Issues with the Parliamentary Opposition
- The contemporary crisis of the opposition is primarily the crisis of its effectiveness and electoral representation of these parties.
- There is also a lack of trust and absence of leadership in the political parties.
- The opposition parties are always stuck with clustered forms of representativeness limited to some specific social groups and are unable to extend this umbrella beyond a few identities.
- The representational assertion enabled the opposition to be formed, expanded and consolidated. However, the inability of this phenomenon to realise substantive representation within all sections of society contributed to the shrinking of the opposition’s space.
- A key failure of the opposition in the past few years has also been its failure to set the political agenda and persuade fence-sitters to their side.This is reflected in its inability to corner the government on its numerous failures.
Reviving Opposition: There is a need to revive and reconstitute parties in villages, blocks and districts as opposed to dictating from the top. The opposition parties require a sustained perennial campaign and mobilisation. There is no shortcut or “artificial stimulus” that could build an effective opposition.
Strengthening the Role of the Opposition: In order to strengthen the role of the opposition, the institution of ‘Shadow Cabinet’ can be formed in India. Shadow cabinet is a unique institution of the British cabinet system formed by the opposition party to balance the ruling cabinet.
Intrinsic Factors to Strengthen Opposition: The intrinsic factors go beyond just weaving an opposition by uniting several parties to electorally replace the ruling party.The need is to revamp the party organisation, to go for mobilisation and acquaint the masses with respective party programmes and also to adopt mechanisms for a timely evaluation of internal democracy in the parties.
Responsibility of Representation: At this juncture, an important responsibility lies with the Opposition to ensure coordination on common issues, strategise on parliamentary procedures and above all, endeavour to represent the suppressed voices.

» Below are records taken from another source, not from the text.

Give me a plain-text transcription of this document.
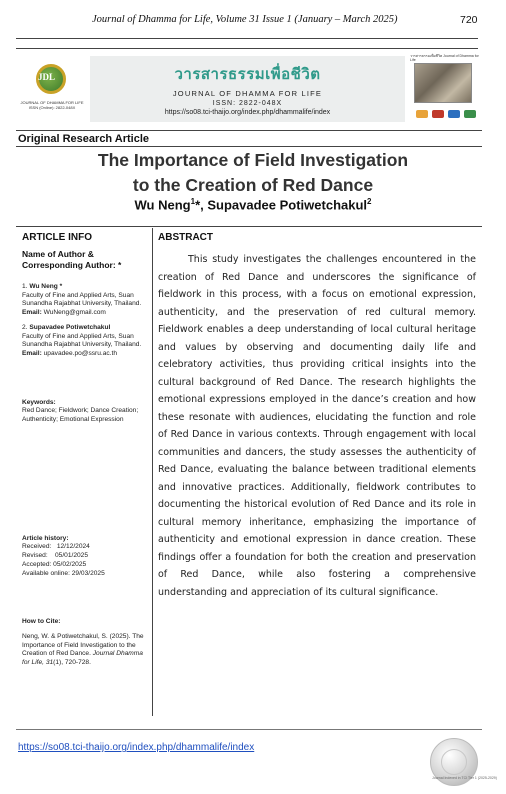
Journal of Dhamma for Life, Volume 31 Issue 1 (January – March 2025)	720
JDL
JOURNAL OF DHAMMA FOR LIFE ISSN (Online): 2822-048X
วารสารธรรมเพื่อชีวิต
JOURNAL OF DHAMMA FOR LIFE
ISSN: 2822-048X
https://so08.tci-thaijo.org/index.php/dhammalife/index
วารสารธรรมเพื่อชีวิต Journal of Dhamma for Life
Original Research Article
The Importance of Field Investigation
to the Creation of Red Dance
Wu Neng$^1$*, Supavadee Potiwetchakul$^2$
ARTICLE INFO
Name of Author & Corresponding Author: *
1. Wu Neng *
Faculty of Fine and Applied Arts, Suan Sunandha Rajabhat University, Thailand.
Email: WuNeng@gmail.com
2. Supavadee Potiwetchakul
Faculty of Fine and Applied Arts, Suan Sunandha Rajabhat University, Thailand.
Email: upavadee.po@ssru.ac.th
Keywords:
Red Dance; Fieldwork; Dance Creation; Authenticity; Emotional Expression
Article history:
Received:   12/12/2024
Revised:    05/01/2025
Accepted: 05/02/2025
Available online: 29/03/2025
How to Cite:
Neng, W. & Potiwetchakul, S. (2025). The Importance of Field Investigation to the Creation of Red Dance. Journal Dhamma for Life, 31(1), 720-728.
ABSTRACT

This study investigates the challenges encountered in the creation of Red Dance and underscores the significance of fieldwork in this process, with a focus on emotional expression, authenticity, and the preservation of red cultural memory. Fieldwork enables a deep understanding of local cultural heritage and values by observing and documenting daily life and celebratory activities, thus providing critical insights into the cultural background of Red Dance. The research highlights the emotional expressions employed in the dance’s creation and how these resonate with audiences, elucidating the function and role of Red Dance in various contexts. Through engagement with local communities and dancers, the study assesses the authenticity of Red Dance, evaluating the balance between traditional elements and innovative practices. Additionally, fieldwork contributes to documenting the historical evolution of Red Dance and its role in cultural memory inheritance, emphasizing the importance of authenticity and emotional expression in dance creation. These findings offer a foundation for both the creation and preservation of Red Dance, while also fostering a comprehensive understanding and appreciation of its cultural significance.

https://so08.tci-thaijo.org/index.php/dhammalife/index
Journal Indexed in TCI Tier 1 (2025-2029)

Lessons from Legacy: The parliamentary opposition in India has much to learn from its own legacy.It can draw from its lessons to position itself as the representative voice of democratic and egalitarian urges.

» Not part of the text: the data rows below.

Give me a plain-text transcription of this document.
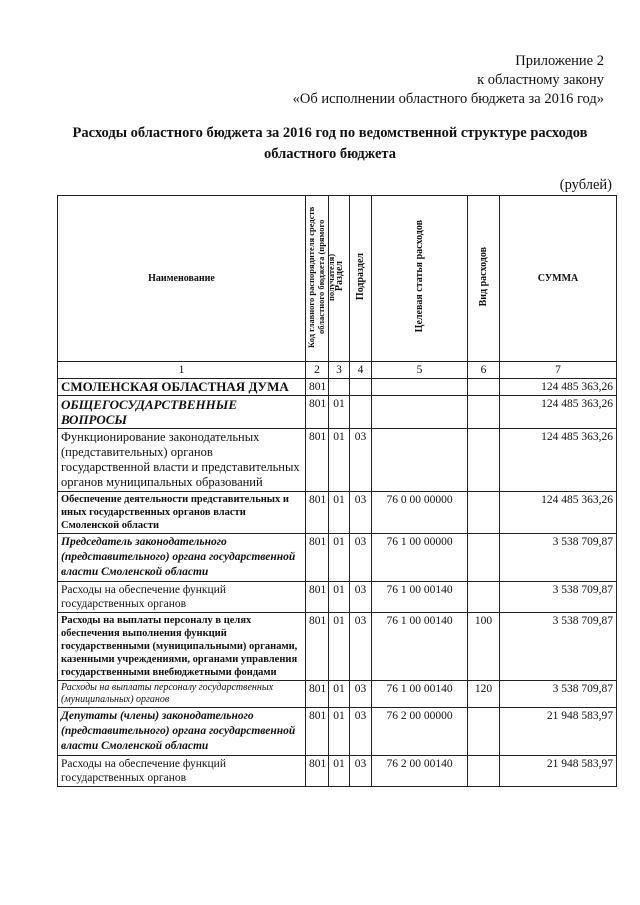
Приложение 2
к областному закону
«Об исполнении областного бюджета за 2016 год»
Расходы областного бюджета за 2016 год по ведомственной структуре расходов
областного бюджета
(рублей)
Наименование	Код главного распорядителя средств областного бюджета (прямого получателя)	Раздел	Подраздел	Целевая статья расходов	Вид расходов	СУММА
1	2	3	4	5	6	7
СМОЛЕНСКАЯ ОБЛАСТНАЯ ДУМА	801					124 485 363,26
ОБЩЕГОСУДАРСТВЕННЫЕ ВОПРОСЫ	801	01				124 485 363,26
Функционирование законодательных (представительных) органов государственной власти и представительных органов муниципальных образований	801	01	03			124 485 363,26
Обеспечение деятельности представительных и иных государственных органов власти Смоленской области	801	01	03	76 0 00 00000		124 485 363,26
Председатель законодательного (представительного) органа государственной власти Смоленской области	801	01	03	76 1 00 00000		3 538 709,87
Расходы на обеспечение функций государственных органов	801	01	03	76 1 00 00140		3 538 709,87
Расходы на выплаты персоналу в целях обеспечения выполнения функций государственными (муниципальными) органами, казенными учреждениями, органами управления государственными внебюджетными фондами	801	01	03	76 1 00 00140	100	3 538 709,87
Расходы на выплаты персоналу государственных (муниципальных) органов	801	01	03	76 1 00 00140	120	3 538 709,87
Депутаты (члены) законодательного (представительного) органа государственной власти Смоленской области	801	01	03	76 2 00 00000		21 948 583,97
Расходы на обеспечение функций государственных органов	801	01	03	76 2 00 00140		21 948 583,97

Role of Ruling Party Members: While the opposition needs to take up the responsibility to challenge and probe the government, the idea of representation requires that all the MPs are sensitive to public opinion.
As a polity following the ‘first past the post system of voting, the role of the opposition is especially significant. Engendering a parliamentary opposition that is the conscience of the nation is important for India to function as a true democracy.